Se os números de pesquisas na atual fase não são a última palavra sobre o que vai acontecer nas eleições, eles representam, no entanto, uma sinalização importante. A credibilidade dos institutos varia, mas há que considerar o conjunto e levá-lo a sério.
No caso da Bahia, convém notar que o governador Wagner teve o privilégio de, durante mais de um ano, ficar falando sem concorrência, através da propaganda de seu governo e isto lhe valeu, sem nenhuma dúvida, a boa posição de que hoje desfruta nas pesquisas. Agora, a legislação eleitoral já não lhe permite manter aquela propaganda, mas se sua candidatura tiver uma preferência clara, objetiva, do presidente Lula, com a imensa popularidade de que dispõe o presidente na Bahia, isto poderá compensar, em parte, o fim da propaganda solitária.

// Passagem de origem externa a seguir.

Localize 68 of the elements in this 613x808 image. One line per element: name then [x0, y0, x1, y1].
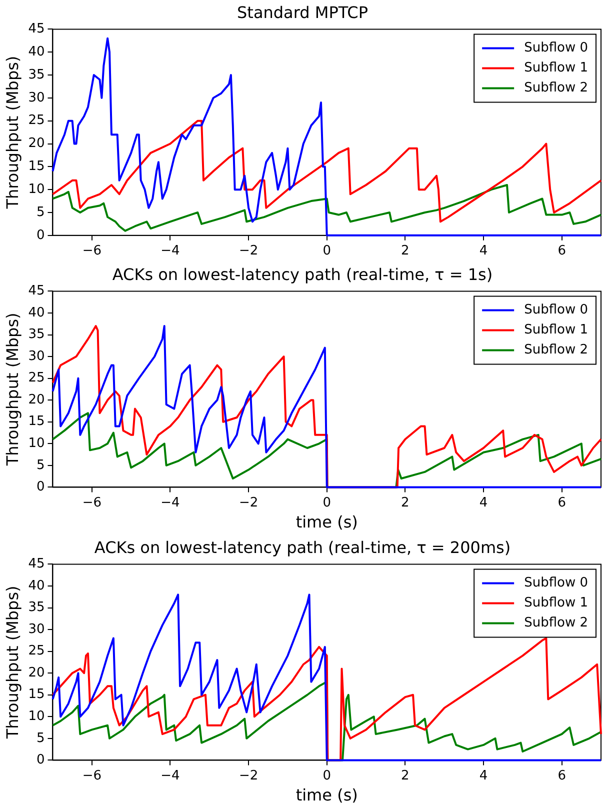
x-tick-label: 6 — [558, 244, 566, 259]
y-tick-label: 35 — [28, 67, 45, 82]
y-tick-label: 30 — [28, 348, 45, 364]
x-tick-label: 0 — [322, 495, 332, 510]
x-tick-label: 6 — [558, 768, 566, 784]
chart-title: ACKs on lowest-latency path (real-time, τ = 1s) — [112, 264, 493, 284]
y-tick-label: 15 — [28, 414, 45, 430]
x-tick-label: −4 — [160, 244, 180, 259]
y-tick-label: 45 — [28, 284, 45, 299]
y-tick-label: 10 — [28, 436, 45, 452]
x-tick-label: 0 — [322, 768, 332, 784]
x-tick-label: 6 — [558, 495, 566, 510]
y-tick-label: 20 — [28, 392, 45, 408]
y-tick-label: 20 — [28, 136, 45, 152]
y-tick-label: 0 — [36, 480, 45, 495]
legend-label: Subflow 1 — [524, 322, 588, 338]
y-tick-label: 15 — [28, 159, 45, 174]
x-tick-label: 4 — [479, 244, 488, 259]
x-tick-label: 0 — [322, 244, 332, 259]
y-axis-title: Throughput (Mbps) — [2, 56, 22, 210]
y-tick-label: 10 — [28, 709, 45, 724]
x-tick-label: 2 — [401, 244, 410, 259]
y-tick-label: 0 — [36, 752, 45, 768]
x-tick-label: 4 — [479, 495, 488, 510]
x-tick-label: −2 — [238, 495, 258, 510]
legend-label: Subflow 0 — [524, 576, 588, 591]
y-tick-label: 5 — [36, 458, 45, 473]
y-tick-label: 35 — [28, 327, 45, 342]
legend-label: Subflow 2 — [524, 80, 588, 96]
chart-title: ACKs on lowest-latency path (real-time, τ = 200ms) — [94, 538, 511, 557]
x-axis-title: time (s) — [296, 512, 358, 532]
y-tick-label: 5 — [36, 204, 45, 220]
legend-label: Subflow 0 — [524, 302, 588, 318]
y-tick-label: 0 — [36, 228, 45, 243]
y-tick-label: 45 — [28, 556, 45, 572]
x-tick-label: −6 — [82, 768, 102, 784]
x-tick-label: −2 — [238, 768, 258, 784]
legend-label: Subflow 1 — [524, 596, 588, 611]
legend-label: Subflow 2 — [524, 616, 588, 631]
y-tick-label: 20 — [28, 665, 45, 680]
x-tick-label: −6 — [82, 495, 102, 510]
x-tick-label: 2 — [401, 768, 410, 784]
y-tick-label: 25 — [28, 370, 45, 386]
legend-label: Subflow 2 — [524, 342, 588, 358]
y-tick-label: 45 — [28, 22, 45, 37]
y-tick-label: 15 — [28, 687, 45, 702]
y-tick-label: 25 — [28, 644, 45, 659]
y-axis-title: Throughput (Mbps) — [2, 586, 22, 740]
y-tick-label: 35 — [28, 600, 45, 616]
chart-title: Standard MPTCP — [237, 2, 368, 22]
y-tick-label: 25 — [28, 113, 45, 128]
y-axis-title: Throughput (Mbps) — [2, 312, 22, 467]
x-tick-label: 4 — [479, 768, 488, 784]
x-axis-title: time (s) — [296, 786, 358, 805]
y-tick-label: 5 — [36, 730, 45, 746]
y-tick-label: 40 — [28, 44, 45, 60]
x-tick-label: 2 — [401, 495, 410, 510]
x-tick-label: −4 — [160, 768, 180, 784]
x-tick-label: −6 — [82, 244, 102, 259]
legend-label: Subflow 0 — [524, 40, 588, 56]
legend-label: Subflow 1 — [524, 60, 588, 76]
x-tick-label: −2 — [238, 244, 258, 259]
y-tick-label: 30 — [28, 622, 45, 637]
y-tick-label: 30 — [28, 90, 45, 106]
y-tick-label: 40 — [28, 305, 45, 320]
y-tick-label: 40 — [28, 578, 45, 594]
y-tick-label: 10 — [28, 182, 45, 197]
x-tick-label: −4 — [160, 495, 180, 510]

Em síntese: para as oposições, a batalha não é nada fácil. E tudo que foi dito nas linhas precedentes o foi para que se chegasse à seguinte conclusão: as oposições, se quiserem disputar as eleições de governador para valer, terão que traçar já uma estratégia conjunta, cujo ponto mais essencial será (ou seria) não se canibalizarem pelo menos as duas forças principais da oposição, as coligações lideradas pelo DEM e pelo PMDB.
Se Paulo Souto e Geddel Vieira Lima decidirem disputar lugar no segundo turno desconstruindo reciprocamente suas candidaturas, então talvez não haja mesmo segundo turno em que qualquer deles possa estar. Só há uma maneira de um dos dois chegar lá: procederem como companheiros de viagem, considerando adversário apenas o atual líder das pesquisas, o governador, e deixarem que a campanha de cada um e a simpatia do eleitor decida qual dos dois irá para o segundo turno, se o eleitor decidir que haverá um.